5

Setup: replica set with 5 nodes, version 3.4.5.

Trying to switch PRIMARY with rs.stepDown(60, 30) but consistently getting the error:

rs0:PRIMARY> rs.stepDown(60, 30)
{
    "ok" : 0,
    "errmsg" : "No electable secondaries caught up as of 2017-07-11T00:21:11.205+0000. Please use {force: true} to force node to step down.",
    "code" : 50,
    "codeName" : "ExceededTimeLimit"
}

However, rs.printSlaveReplicationInfo() running in a parallel terminal confirms that all replicas are fully caught up:

rs0:PRIMARY> rs.printSlaveReplicationInfo()
source: X.X.X.X:27017
    syncedTo: Tue Jul 11 2017 00:21:11 GMT+0000 (UTC)
    0 secs (0 hrs) behind the primary
source: X.X.X.X:27017
    syncedTo: Tue Jul 11 2017 00:21:11 GMT+0000 (UTC)
    0 secs (0 hrs) behind the primary
source: X.X.X.X:27017
    syncedTo: Tue Jul 11 2017 00:21:11 GMT+0000 (UTC)
    0 secs (0 hrs) behind the primary
source: X.X.X.X:27017
    syncedTo: Tue Jul 11 2017 00:21:11 GMT+0000 (UTC)
    0 secs (0 hrs) behind the primary

Am I doing something wrong?

UPD: I've checked long running operations before and during rs.stepDown as was suggested below and it looks like this:

# Before rs.stepDown
$ watch "mongo --quiet --eval 'JSON.stringify(db.currentOp())' | jq -r '.inprog[] | \"\(.secs_running) \(.desc) \(.op)\"' | sort -rnk1"
984287 rsSync none
984287 ReplBatcher none
67 WT RecordStoreThread: local.oplog.rs none
null SyncSourceFeedback none
null NoopWriter none
0 conn615153 command
0 conn614948 update
0 conn614748 getmore
...

# During rs.stepDown
984329 rsSync none
984329 ReplBatcher none
108 WT RecordStoreThread: local.oplog.rs none
16 conn615138 command
16 conn615136 command
16 conn615085 update
16 conn615079 insert
...

Basically, long running user operations seem to happen as a result of rs.stepDown() as secs_running becomes nonzero once PRIMARY attempts to switch over and keeps growing all the way up until stepDown fails. Then everything gets back to normal.
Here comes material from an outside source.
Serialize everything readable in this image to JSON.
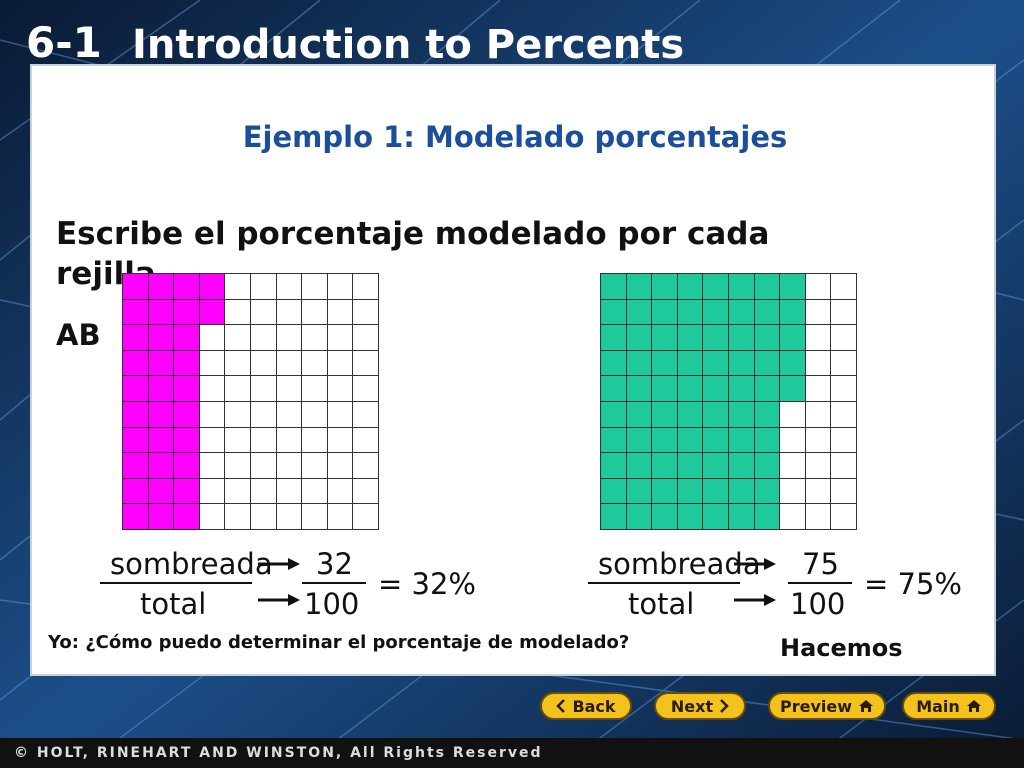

Any ideas on why this happens and whether that's normal at all?

Dmitry
  • 51
  • 1
  • 4
  • 1
    This question isn't [on-topic for StackOverflow](https://stackoverflow.com/help/on-topic) and belongs on DBA StackExchange. Your related question there actually has all of the required context about your environment: [MongoDB hangs up on shutdown](https://dba.stackexchange.com/questions/179616/mongodb-hangs-up-on-shutdown/180379). – Stennie Jul 21 '17 at 01:57
  • **This issue has been fixed in the version 3.4.6.** See [this question](https://dba.stackexchange.com/questions/179616/mongodb-hangs-up-on-shutdown/180379) for more context. – Dmitry Jul 21 '17 at 01:06

4 Answers4

3

I have used below command to step down to secondary

db.adminCommand( { replSetStepDown: 120, secondaryCatchUpPeriodSecs: 15, force: true } )

You can find this in below mongodb official documentation

https://docs.mongodb.com/manual/reference/command/replSetStepDown/

Amol Suryawanshi
  • 2,108
  • 21
  • 29
1

To close the loop on this question, it was determined that the failed stepdown was due to time going backward on the host.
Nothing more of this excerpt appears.